From the beginning of the Depression until the election of Ronald Reagan, America's default reaction to any problem, from nuclear weapons to nose-picking in the schools was "They [i.e., "the government"] ought to do something about that." And government, always happy for a reason to take more of our money and seize more control over our lives, said "Sure! You got it, baby. Groovy!" (Like I said, this was the 70s.)

Back then, any suggestion that all this accumulation of wealth and power by the government might be a bad thing was met with a blank stare or, worse, the assumption that you were a conspiracy kook or Ku Kluxxer. Meanwhile, government control of the economy through regulation and massive taxation (some people were paying 70 percent in federal income taxes alone) gave us sky-high inflation, interest rates, and unemployment.

Reagan didn't say "this government program is bad" or "that tax is harmful." No, he indicted all government. He indicted the very idea of government itself: "Government is not the solution, it's the problem."

He understood that collective action is almost always one of the worst ways to solve a problem, and government is, by nature, collective coercion. You make everyone do the same thing at the same time whether it makes sense or not. In 1970, Richard Nixon, one of the worst Republican presidents, actually imposed wage and price controls on the American economy. He thought the government should tell you how much to charge for the stuff you sold and whether or not you could have a raise.

Nixon's plan was, of course, a total disaster.
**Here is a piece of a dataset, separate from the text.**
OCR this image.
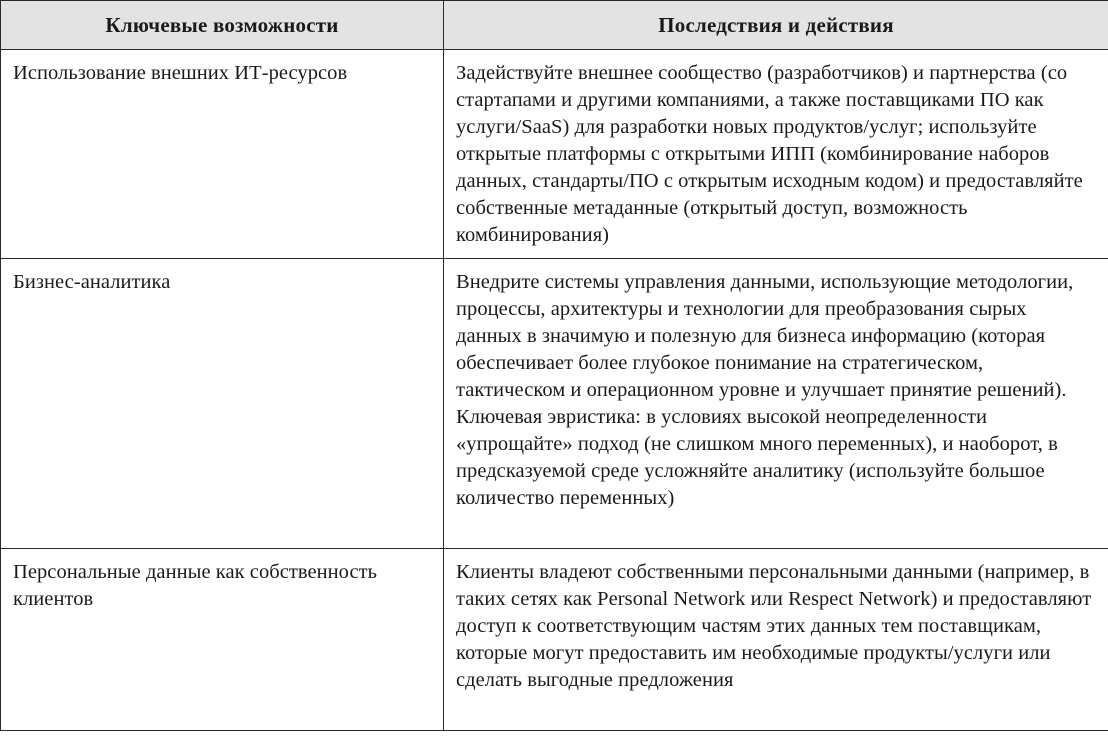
Ключевые возможности	Последствия и действия
Использование внешних ИТ-ресурсов	Задействуйте внешнее сообщество (разработчиков) и партнерства (со стартапами и другими компаниями, а также поставщиками ПО как услуги/SaaS) для разработки новых продуктов/услуг; используйте открытые платформы с открытыми ИПП (комбинирование наборов данных, стандарты/ПО с открытым исходным кодом) и предоставляйте собственные метаданные (открытый доступ, возможность комбинирования)
Бизнес-аналитика	Внедрите системы управления данными, использующие методологии, процессы, архитектуры и технологии для преобразования сырых данных в значимую и полезную для бизнеса информацию (которая обеспечивает более глубокое понимание на стратегическом, тактическом и операционном уровне и улучшает принятие решений). Ключевая эвристика: в условиях высокой неопределенности «упрощайте» подход (не слишком много переменных), и наоборот, в предсказуемой среде усложняйте аналитику (используйте большое количество переменных)
Персональные данные как собственность клиентов	Клиенты владеют собственными персональными данными (например, в таких сетях как Personal Network или Respect Network) и предоставляют доступ к соответствующим частям этих данных тем поставщикам, которые могут предоставить им необходимые продукты/услуги или сделать выгодные предложения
Looking back, it seems beyond idiotic. The fact that most of America's political class thought this ridiculous government overreach made sense shows just how dramatic Reagan's revolution truly was. The greatness of Reaganism was to confront the American Establishment, knock their heads together and say "What the heck are you guys thinking?"

On those rare occasions when members of the Establishment knew what they were thinking, Reagan's challenge helped them think it more clearly. And on some issues, like environmental regulation, he eventually followed their lead. But on others — taxation, the economy, the Cold War, Communism — Reagan's willingness to walk into Washington and confront the powerful head-on revealed that, in fact, the Left had lost its vision long ago. The clear, liberal vision of FDR's fight for the "Four Freedoms" had faded into Jimmy Carter's sad malaise. Carter didn't lead America into a twilight of lost power and limited hopes. He just went along for the ride.

Reagan wasn't prepared to join the drift towards defeat. He challenged America's political leaders, confronted them. He made them abandon the quitter's question of "Why?" and answer the great American question — the question with which America has always challenged the rest of the world: "Why not?"

Radio-talk-host Michael Graham is an NRO contributor.